The prize committee believes that “Constructing a Technological Forest” shows how far envirotech has become as an established subdiscipline. Gardner explicitly situates the piece within the envirotech mandate to consider both the environment and technology as symmetrical: “Realizing that the influences of environment and technology are always reciprocal, the concept of envirotechnical analysis suggests that the integration of the natural and human artifice is frequently so complete as to eliminate any logically meaningful boundary between the two” (278). He draws on earlier cutting-edge envirotechnical work and pushes it in new directions. Referring to the articles in on Schrepfer and Scranton’s Industrializing Organisms, he uses the methods offered to think about a wholly different “organism”: an engineered forest.  Likewise, Gardner’s work draws on other founding books and articles in the area, including those by Richard White, Thomas Hughes, and Edmund Russell.
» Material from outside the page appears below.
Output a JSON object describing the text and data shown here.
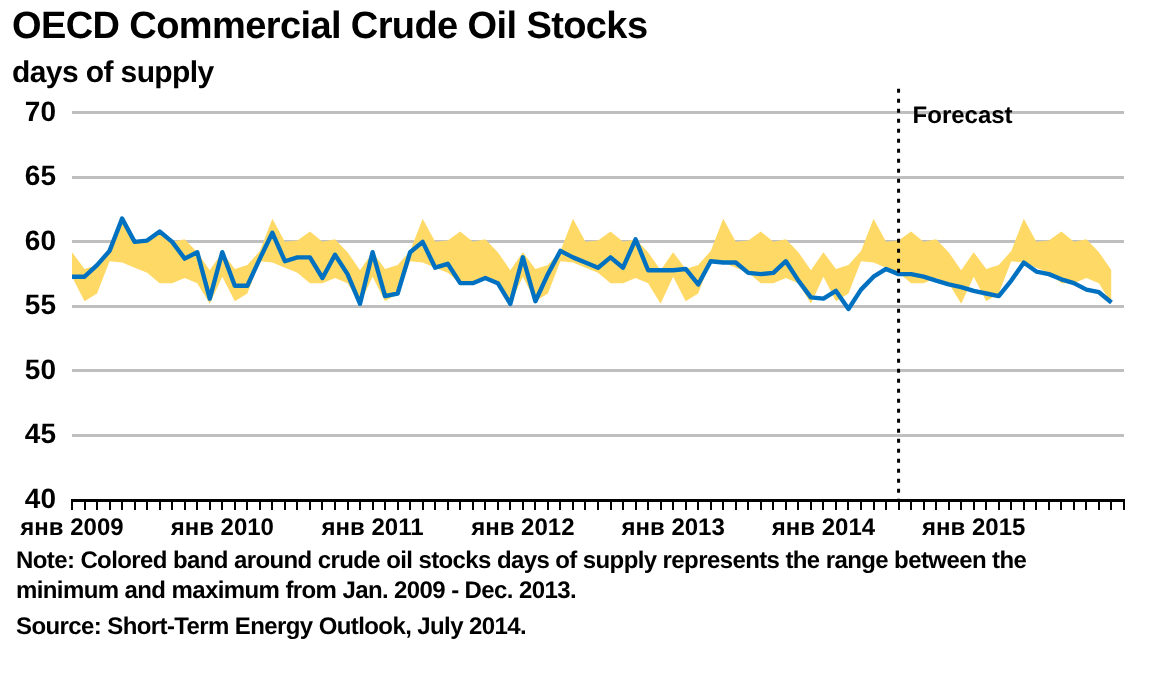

Gardner makes several innovative suggestions in the course of his paper. One of his most intriguing is the counterintuitive assertion that scientists learned more about forest ecology through creating a new forest than by managing an existing one. This is an important contribution to the history of forests and forestry in that it offers a very different story than the typically declensionist one told by Langston, Opie, and others, in which forest managers sought to simplify complex systems with destructive results. Likewise, it counters the oft-used high-modernist arguments of James Scott, as Gardner’s work suggests at least some forest engineers were trying to create greater complexity rather than pursuing reductionist simplification. From a history of technology perspective, Gardner’s work is also innovative in the way it reveals assembly line and mass production methodologies and mindsets at work in creating this technological forest, from the “manufacture” of the seedlings to the regimentation of labor in their planting.

Gardner’s use of entirely new archival material offers a fine-grained perspective on the Sand Hills forest – from the earliest scientific booster efforts of the 1880s to the importation of thousands of seeds and seedlings in the early 1900s to the hot and sweaty days planting seedlings in the sandy slopes to the enjoyment of the new forest by regular campers – effectively eliminating the boundary between nature and technology.